The sense contained in this Sonnet will seem strange to such as never have acquainted themselves with Love and his Laws, because of the contraieties mentioned therein. But to such, as Love at any time hath had under his banner, all and every part of it will appear to be a familiar truth. It is almost word for word taken out of Petrarch (where he beginneth,

'Pace non truouo, e non ho da far guerra;

E temo, espero, etc.?')

Parte prima
Sonet. 105.

All, except three verses, which this Author hath necessarily added, for perfecting the number, which he hath determined to use in every one of these his passions.

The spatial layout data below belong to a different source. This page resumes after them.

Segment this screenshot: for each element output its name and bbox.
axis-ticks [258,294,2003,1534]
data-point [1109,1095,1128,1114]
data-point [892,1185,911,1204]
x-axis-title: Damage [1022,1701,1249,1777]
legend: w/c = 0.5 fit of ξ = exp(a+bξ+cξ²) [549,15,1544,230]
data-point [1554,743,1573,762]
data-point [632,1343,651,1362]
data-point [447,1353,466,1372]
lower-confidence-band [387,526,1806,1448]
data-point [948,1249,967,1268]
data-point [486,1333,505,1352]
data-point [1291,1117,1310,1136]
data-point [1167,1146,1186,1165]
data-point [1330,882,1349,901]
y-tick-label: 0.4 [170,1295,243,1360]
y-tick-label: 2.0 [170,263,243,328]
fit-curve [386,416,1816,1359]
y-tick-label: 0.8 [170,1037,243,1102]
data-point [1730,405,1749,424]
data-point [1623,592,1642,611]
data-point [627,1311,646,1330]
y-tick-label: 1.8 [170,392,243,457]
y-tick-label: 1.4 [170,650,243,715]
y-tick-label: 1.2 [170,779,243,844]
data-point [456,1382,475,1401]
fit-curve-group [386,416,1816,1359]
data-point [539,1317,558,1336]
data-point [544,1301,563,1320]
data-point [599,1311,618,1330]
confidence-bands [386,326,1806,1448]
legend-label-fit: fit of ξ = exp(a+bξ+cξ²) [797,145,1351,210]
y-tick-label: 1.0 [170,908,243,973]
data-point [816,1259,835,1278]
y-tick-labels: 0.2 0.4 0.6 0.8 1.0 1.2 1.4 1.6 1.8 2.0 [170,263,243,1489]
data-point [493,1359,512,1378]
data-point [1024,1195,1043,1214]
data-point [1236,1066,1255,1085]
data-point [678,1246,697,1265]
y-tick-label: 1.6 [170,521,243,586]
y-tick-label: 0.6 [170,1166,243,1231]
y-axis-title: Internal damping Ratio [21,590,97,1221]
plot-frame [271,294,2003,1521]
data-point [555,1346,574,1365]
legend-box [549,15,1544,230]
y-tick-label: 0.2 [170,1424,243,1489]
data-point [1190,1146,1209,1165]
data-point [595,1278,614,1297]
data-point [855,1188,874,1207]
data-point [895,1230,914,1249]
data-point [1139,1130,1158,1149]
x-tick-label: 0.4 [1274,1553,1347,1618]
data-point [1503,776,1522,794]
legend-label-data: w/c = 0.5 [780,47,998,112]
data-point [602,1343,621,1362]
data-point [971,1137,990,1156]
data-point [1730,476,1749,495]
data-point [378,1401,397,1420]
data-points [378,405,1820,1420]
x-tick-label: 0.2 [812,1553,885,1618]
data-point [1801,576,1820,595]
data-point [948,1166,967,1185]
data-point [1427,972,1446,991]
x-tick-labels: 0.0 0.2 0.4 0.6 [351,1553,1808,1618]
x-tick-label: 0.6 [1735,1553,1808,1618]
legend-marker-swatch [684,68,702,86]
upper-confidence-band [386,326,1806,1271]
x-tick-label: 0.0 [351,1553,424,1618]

I joy not peace, where yet no war is found;
I fear, and hope; I burn, yet freeze withal;

I mount to heav'n, yet lie but on the ground;
I compass nought, and yet I compass all :

I live her bond, which neither is my foe,

Nor friend; nor holds me fast, nor lets me go;
Love will not that I live, nor lets me die;
Nor locks me fast, nor suffers me to scape;
I want both eyes and tongue, yet see and cry;

I wish for death, yet after help I gape;

I hate myself, but love another wight;
And feed on grief, in lieu of sweet delight;
At selfsame time I both lament and joy;
I still am pleas'd, and yet displeased still;
Love sometimes seems a God, sometimes a Boy;
Sometimes I sink, sometimes I swim at will;

Twixt death and life, small difference I make ;
All this dear Dame befalls me for thy sake.